After a seemingly endless time, Jace gasped again behind her.

She opened her eyes.

One vargr bowed before her, then the other. Their chins lowered to the cobbles. Amber eyes glowed up at her. Tails swished in greeting. Two throats flowed with quieter mewls of reunion, welcoming a lost pack member back to the fold.

She stared at her new brothers, then lifted her gaze over their haunches to the man behind them. She offered him no kinship like she had these beasts. She faced his bewilderment, the awe in his face.

She had only one message for him.

Here is what you abandoned in the swamps.

TWELVE

BLOODBAERNE

So it is written: Magi im Rhell, First of the Klashean Dresh’ri, cut his heart out before his brothers & heald it forth as proof of his superiority. He gave it unto the Second of his ordre before finally succumbing to deth. It is claim’d, for centuries, the Imri-Ka kept the sacred talisman in a consecrat’d vault—where it still beats to this day.

—From Baskal’s History of Arcana and Thaumaturgy

39

THE KING’S BRIGHT son stood in shadows.

Mikaen paused on the dark stairs that delved through the ramparts of Highmount. He stared out an arrow slit that afforded a view to the north, to the smoldering ruins of the city’s mooring docks.

It had been three days since the craven attack on the defenseless sprawl of wyndships. Still, a pall hung over the field, like a shawl of mourning. Hundreds had burned to death, thousands more maimed. Innocents all. Past the smoke, the towering warships loomed high, waving flags of the sun and crown.

At least those ships had been spared, and thankfully so.

Mikaen settled a palm on the pommel of his sword.

War is now certain with the Klashe.

His anger stoked higher. It was not the homecoming he had hoped. He still wore the ceremonial garb from his celebratory nuptial parade. The procession of knights, nobles, and servitors had traveled from Azantiia to the Carcassa family estate in the western stretches of the Brau?lands. He had left his new wife, Lady Myella, at Hold Carcassia, a sweeping manor that spread across green hills. Its rolling low roofs were sodded in the same grasses that fed their vast herds. Rumors of war had been the pretext for securing Myella at the ranchhold, to shelter her out of harm’s way. But in fact, the sojourn had already been planned, to help mask how quickly her belly grew with the prince’s child, the future heir to the throne of Hálendii.

He closed his eyes against the pall outside and thought instead of holding his child in his arms.

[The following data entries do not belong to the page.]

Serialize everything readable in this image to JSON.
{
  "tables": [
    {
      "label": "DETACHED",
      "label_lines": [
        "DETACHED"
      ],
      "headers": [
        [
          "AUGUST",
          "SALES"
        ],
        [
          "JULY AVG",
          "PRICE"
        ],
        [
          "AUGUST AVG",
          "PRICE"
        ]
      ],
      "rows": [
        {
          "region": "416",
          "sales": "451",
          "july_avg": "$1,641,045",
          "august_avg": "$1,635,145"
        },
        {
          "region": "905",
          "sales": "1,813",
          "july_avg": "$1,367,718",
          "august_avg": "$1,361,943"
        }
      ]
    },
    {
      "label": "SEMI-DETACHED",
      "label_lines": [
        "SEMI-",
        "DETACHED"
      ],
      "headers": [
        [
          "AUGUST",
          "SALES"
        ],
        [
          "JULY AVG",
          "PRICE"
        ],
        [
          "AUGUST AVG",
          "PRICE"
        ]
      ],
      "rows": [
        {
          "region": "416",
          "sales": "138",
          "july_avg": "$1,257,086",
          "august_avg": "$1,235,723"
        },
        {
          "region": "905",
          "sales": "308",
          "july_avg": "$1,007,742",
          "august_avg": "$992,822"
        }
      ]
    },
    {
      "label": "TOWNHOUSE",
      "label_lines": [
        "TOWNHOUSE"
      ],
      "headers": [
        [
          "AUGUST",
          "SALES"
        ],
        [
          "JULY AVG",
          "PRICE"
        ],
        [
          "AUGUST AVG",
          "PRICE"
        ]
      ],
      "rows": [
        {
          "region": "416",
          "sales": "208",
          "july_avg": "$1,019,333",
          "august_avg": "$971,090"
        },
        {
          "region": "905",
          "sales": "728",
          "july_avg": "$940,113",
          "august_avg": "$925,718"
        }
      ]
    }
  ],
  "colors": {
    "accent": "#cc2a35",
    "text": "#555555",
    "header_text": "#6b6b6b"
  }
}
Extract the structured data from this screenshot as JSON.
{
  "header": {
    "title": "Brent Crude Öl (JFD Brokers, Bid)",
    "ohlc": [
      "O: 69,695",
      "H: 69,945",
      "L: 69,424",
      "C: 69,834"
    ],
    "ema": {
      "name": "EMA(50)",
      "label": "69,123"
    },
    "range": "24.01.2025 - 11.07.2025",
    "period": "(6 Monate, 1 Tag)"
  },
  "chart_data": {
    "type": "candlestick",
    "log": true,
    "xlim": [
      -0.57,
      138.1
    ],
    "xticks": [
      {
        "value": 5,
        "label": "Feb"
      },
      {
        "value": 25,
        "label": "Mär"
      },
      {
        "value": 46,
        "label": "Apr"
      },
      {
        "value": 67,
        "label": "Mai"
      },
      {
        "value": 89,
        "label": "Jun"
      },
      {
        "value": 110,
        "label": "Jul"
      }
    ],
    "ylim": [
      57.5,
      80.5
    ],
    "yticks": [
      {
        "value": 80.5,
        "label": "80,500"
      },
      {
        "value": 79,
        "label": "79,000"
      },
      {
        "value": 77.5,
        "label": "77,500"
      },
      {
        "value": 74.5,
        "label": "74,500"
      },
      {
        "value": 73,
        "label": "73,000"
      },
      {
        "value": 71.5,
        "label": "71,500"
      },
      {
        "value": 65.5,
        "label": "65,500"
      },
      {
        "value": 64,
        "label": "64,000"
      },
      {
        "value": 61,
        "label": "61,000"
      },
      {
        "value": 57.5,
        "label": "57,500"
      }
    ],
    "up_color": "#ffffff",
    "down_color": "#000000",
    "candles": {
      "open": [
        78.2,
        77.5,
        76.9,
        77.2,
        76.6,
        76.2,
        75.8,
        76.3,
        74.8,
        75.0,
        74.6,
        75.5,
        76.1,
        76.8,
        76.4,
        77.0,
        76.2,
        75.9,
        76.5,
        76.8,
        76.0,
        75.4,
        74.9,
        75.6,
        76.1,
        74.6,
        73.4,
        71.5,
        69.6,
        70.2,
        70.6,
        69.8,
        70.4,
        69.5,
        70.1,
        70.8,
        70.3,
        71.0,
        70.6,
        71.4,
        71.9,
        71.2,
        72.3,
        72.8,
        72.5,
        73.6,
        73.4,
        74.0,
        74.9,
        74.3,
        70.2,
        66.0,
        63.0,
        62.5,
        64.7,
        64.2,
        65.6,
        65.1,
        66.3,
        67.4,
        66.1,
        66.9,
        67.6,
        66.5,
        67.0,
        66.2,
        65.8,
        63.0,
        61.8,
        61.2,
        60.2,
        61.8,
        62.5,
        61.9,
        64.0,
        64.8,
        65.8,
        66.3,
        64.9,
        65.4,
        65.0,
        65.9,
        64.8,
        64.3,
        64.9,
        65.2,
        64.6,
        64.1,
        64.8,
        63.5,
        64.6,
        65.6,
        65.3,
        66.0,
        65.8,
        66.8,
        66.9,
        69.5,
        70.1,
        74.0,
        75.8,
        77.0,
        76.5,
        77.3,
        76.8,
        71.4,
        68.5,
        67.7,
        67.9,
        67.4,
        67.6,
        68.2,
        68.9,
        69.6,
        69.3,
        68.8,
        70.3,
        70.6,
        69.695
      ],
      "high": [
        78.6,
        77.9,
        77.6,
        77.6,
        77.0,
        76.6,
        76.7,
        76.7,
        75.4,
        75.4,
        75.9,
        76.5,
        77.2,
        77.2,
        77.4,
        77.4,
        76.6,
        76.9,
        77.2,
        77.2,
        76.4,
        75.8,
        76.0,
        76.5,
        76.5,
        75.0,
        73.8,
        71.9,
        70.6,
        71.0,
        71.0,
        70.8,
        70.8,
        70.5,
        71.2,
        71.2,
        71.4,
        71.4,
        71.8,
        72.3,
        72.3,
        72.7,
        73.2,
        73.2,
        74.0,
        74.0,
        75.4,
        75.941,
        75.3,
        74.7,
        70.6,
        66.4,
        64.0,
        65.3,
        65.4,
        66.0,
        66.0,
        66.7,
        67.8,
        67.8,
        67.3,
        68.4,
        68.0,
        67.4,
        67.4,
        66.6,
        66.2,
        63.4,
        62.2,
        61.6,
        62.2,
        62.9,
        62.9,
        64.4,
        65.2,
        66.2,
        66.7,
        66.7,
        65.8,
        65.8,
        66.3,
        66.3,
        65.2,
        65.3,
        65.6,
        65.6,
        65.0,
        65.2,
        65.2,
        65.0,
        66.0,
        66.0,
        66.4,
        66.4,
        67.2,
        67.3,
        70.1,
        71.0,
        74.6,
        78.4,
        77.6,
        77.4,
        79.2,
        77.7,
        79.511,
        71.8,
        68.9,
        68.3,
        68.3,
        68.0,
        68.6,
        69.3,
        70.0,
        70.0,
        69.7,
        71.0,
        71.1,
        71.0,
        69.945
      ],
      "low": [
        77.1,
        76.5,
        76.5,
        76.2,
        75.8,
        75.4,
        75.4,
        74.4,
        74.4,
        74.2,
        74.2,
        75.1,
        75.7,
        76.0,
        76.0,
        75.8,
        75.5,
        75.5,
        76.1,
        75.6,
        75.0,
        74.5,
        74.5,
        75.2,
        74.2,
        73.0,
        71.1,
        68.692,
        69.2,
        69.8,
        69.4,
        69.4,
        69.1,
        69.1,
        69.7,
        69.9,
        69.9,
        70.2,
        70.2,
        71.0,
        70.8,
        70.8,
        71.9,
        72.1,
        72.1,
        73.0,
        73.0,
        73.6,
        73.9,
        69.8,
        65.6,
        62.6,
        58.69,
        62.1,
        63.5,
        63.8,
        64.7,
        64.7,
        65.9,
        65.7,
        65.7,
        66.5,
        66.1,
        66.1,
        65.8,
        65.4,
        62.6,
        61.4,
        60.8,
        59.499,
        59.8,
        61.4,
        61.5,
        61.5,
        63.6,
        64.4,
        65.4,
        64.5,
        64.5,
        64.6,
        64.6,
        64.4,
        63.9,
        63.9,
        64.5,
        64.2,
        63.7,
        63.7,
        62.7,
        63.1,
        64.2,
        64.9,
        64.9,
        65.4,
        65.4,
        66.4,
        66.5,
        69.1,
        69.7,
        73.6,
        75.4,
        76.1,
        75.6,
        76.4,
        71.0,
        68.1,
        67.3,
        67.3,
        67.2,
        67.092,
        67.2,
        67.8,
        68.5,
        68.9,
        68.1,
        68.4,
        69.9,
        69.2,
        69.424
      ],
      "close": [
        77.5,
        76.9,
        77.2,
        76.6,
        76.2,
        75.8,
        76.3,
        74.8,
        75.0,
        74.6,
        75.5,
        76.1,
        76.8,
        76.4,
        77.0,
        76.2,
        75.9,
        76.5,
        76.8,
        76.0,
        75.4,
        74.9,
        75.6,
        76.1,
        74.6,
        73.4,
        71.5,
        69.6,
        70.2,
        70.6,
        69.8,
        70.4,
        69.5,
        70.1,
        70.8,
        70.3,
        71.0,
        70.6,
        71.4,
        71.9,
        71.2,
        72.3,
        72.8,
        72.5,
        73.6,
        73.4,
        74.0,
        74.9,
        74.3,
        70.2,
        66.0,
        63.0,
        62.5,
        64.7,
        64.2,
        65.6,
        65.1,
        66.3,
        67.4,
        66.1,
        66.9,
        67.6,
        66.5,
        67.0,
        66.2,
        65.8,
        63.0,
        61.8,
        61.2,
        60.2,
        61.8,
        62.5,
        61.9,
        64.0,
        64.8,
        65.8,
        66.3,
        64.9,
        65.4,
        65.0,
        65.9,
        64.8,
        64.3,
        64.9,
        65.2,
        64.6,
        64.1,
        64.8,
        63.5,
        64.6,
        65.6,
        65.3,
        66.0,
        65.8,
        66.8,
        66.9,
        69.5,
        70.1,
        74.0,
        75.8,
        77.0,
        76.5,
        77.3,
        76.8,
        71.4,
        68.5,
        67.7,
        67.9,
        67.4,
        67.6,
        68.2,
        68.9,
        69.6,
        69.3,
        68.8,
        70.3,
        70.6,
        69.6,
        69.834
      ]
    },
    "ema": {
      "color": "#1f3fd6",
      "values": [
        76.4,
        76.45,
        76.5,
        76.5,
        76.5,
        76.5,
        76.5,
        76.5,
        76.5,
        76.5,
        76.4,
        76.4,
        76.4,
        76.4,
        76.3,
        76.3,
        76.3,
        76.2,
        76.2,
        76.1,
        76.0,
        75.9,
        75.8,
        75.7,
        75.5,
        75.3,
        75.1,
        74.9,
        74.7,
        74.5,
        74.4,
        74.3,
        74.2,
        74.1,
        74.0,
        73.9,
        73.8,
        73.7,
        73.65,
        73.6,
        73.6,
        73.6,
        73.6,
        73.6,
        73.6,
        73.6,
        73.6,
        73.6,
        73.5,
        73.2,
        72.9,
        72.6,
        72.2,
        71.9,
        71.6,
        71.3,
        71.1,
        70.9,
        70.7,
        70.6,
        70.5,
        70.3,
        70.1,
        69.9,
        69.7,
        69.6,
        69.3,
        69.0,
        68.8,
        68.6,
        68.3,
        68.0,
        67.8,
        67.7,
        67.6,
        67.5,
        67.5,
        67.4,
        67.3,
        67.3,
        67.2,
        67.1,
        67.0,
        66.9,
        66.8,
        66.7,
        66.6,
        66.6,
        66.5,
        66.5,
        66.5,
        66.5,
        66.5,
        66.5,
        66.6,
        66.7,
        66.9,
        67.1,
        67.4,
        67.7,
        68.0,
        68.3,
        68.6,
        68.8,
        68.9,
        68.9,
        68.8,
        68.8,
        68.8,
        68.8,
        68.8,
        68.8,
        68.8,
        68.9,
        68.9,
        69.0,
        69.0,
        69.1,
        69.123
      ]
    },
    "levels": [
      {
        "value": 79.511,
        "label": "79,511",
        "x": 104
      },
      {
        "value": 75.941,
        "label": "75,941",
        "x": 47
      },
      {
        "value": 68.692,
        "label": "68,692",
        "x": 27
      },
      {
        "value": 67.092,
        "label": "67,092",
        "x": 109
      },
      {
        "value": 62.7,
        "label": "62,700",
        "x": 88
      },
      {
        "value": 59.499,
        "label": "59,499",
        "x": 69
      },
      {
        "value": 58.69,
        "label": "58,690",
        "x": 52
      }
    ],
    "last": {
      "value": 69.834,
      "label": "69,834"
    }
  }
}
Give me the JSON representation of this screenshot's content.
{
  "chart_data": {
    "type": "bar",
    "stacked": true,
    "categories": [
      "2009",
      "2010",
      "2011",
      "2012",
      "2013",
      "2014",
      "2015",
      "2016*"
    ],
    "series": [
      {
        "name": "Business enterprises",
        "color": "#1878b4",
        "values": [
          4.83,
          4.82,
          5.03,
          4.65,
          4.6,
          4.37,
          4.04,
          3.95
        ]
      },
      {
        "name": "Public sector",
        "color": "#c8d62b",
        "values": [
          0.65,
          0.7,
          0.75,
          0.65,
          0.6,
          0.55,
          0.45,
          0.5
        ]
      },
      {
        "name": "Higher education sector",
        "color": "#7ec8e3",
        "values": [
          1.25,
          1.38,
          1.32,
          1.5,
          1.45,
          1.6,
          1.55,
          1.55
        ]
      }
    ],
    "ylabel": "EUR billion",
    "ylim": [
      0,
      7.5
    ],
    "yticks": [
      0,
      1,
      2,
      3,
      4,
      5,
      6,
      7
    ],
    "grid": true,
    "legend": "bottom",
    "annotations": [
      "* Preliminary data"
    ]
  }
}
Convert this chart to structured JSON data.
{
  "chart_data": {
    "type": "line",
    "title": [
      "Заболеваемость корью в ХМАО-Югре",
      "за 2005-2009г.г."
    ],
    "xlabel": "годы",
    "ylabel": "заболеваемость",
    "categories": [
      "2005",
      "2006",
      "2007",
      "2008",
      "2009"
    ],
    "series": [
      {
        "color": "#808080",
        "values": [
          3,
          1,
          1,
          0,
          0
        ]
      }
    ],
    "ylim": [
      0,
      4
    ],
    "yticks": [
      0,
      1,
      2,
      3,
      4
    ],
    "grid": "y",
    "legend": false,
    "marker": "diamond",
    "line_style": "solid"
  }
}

He pictured a crown of curled blond hair to match his own, and the bright emerald eyes of his beloved Myella. Already a paternal protectiveness warmed through him. He would let nothing happen to his child.

“We should not tarry,” Liege General Haddan urged from a few steps below. “The king awaits. And fury has quickened his temper.”

Mikaen nodded his understanding. After hearing of the Klashean attack, he had ridden hard back to Highmount, arriving with the dawn bell. His polished black boots were scuffed by stirrup and horsehair, his dark blue cloak carried half the road’s mud on it, and his body stank of sweat, both his and his steed’s. As soon as he had stabled his horse to be curried and cooled, he had climbed toward a cold bath and a welcome steam in the Legionary’s bathiery, ready to rid the trail from his pores and cracks.